In the November 2018 issue of Lion’s Roar magazine, 14 Buddhist teachers answer the most frequently asked questions about challenges on the spiritual path. Here, Miguel Chen explains why setting lofty goals for our spiritual practice only creates more obstacles.
Question: I thought the goal of spiritual practice was to attain some sort of enlightenment or wisdom, but I don’t seem to be anywhere near that. What am I doing wrong?
Miguel Chen: Perhaps you are overthinking it. Let’s consider “enlightenment” or “wisdom” to simply mean seeing things as they really are. If you’re setting a goal for things to be different than they are, you have already missed the point.
The truth is right in front of us at all times. We’re not trying to change it; we’re simply trying to connect to it. This is much less about attaining something, and much more about removing obstacles.
When in doubt, simplify.
In fact, setting lofty goals can create extra obstacles.
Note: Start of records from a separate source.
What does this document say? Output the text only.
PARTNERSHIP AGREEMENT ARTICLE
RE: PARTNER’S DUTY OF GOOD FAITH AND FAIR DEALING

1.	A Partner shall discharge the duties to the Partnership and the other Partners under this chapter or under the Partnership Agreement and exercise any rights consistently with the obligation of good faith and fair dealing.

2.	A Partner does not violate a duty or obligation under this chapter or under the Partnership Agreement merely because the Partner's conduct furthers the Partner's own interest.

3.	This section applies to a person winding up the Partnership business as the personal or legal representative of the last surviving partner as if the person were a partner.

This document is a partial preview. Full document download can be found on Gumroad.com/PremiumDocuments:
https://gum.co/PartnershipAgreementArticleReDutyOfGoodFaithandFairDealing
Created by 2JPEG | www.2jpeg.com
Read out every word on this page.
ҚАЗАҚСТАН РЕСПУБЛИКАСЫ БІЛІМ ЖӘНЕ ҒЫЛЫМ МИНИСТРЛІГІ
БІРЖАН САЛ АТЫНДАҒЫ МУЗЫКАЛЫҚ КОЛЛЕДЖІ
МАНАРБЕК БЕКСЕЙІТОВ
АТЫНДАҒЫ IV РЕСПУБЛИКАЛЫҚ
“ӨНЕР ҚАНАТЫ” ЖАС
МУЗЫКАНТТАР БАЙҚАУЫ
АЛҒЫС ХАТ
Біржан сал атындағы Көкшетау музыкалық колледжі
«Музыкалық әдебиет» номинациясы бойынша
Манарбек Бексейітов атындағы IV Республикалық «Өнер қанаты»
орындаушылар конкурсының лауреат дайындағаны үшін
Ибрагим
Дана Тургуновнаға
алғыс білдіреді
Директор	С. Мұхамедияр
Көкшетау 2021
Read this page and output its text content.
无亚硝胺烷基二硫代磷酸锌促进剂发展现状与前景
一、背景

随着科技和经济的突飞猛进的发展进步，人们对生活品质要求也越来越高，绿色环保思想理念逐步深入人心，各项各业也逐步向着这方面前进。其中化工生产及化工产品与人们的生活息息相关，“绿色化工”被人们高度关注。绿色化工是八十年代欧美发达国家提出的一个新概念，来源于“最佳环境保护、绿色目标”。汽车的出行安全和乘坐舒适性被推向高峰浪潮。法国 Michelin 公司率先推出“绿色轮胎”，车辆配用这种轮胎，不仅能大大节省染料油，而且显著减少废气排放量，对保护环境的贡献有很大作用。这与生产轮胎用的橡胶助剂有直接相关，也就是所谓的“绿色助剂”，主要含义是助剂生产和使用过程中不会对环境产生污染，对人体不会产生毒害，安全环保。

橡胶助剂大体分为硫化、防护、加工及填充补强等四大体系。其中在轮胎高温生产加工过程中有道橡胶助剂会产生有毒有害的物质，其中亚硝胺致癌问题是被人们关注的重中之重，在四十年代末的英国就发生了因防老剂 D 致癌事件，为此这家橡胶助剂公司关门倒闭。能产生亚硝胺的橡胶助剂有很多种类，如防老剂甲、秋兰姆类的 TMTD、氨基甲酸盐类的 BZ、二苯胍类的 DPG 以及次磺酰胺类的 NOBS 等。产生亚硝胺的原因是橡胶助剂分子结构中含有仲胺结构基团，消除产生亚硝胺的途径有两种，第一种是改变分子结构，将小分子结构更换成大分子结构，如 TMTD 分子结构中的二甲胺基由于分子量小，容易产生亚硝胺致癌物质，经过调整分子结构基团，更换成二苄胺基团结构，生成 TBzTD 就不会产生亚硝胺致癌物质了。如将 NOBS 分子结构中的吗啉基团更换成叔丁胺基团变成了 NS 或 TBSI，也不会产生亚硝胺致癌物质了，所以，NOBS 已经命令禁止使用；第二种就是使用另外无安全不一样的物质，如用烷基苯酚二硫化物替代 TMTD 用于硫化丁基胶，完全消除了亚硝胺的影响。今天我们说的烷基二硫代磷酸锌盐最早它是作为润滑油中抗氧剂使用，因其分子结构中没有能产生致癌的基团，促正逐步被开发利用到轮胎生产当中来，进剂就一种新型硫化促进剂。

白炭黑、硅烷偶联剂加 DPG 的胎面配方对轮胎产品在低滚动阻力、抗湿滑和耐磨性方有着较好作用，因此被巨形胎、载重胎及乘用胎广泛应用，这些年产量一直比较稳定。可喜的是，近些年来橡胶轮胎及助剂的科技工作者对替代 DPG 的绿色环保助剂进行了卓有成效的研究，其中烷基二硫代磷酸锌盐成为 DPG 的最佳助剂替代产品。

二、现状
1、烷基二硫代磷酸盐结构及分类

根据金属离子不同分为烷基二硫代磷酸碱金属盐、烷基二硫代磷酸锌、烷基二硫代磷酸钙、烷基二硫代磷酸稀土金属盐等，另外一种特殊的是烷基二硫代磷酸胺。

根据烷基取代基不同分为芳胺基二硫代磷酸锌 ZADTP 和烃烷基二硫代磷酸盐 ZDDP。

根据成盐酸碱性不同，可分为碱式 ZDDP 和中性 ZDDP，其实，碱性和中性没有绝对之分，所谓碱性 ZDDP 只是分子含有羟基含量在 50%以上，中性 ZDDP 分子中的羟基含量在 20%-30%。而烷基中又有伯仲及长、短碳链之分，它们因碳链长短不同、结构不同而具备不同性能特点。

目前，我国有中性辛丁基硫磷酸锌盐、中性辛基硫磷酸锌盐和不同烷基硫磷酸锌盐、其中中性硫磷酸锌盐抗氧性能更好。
Having a goal like “enlightenment” brings with it expectations about what that might look like. Expectations carry a lot of weight. Let that weight go. With this simple step, you will have removed some obstacles, and this will surely help you connect to the truth.
When in doubt, simplify. Perhaps the goal can be better understood as a moment of silence. It doesn’t sound as fancy as “enlightenment,” but even one moment of true silence can have a profound impact. When you are truly silent, there are no obstacles between you and the truth. In the space of that moment, what you seek can reveal itself. Just be careful not to attach to that idea either, for the moment you realize you have reached that moment is the moment that you have fallen out of it.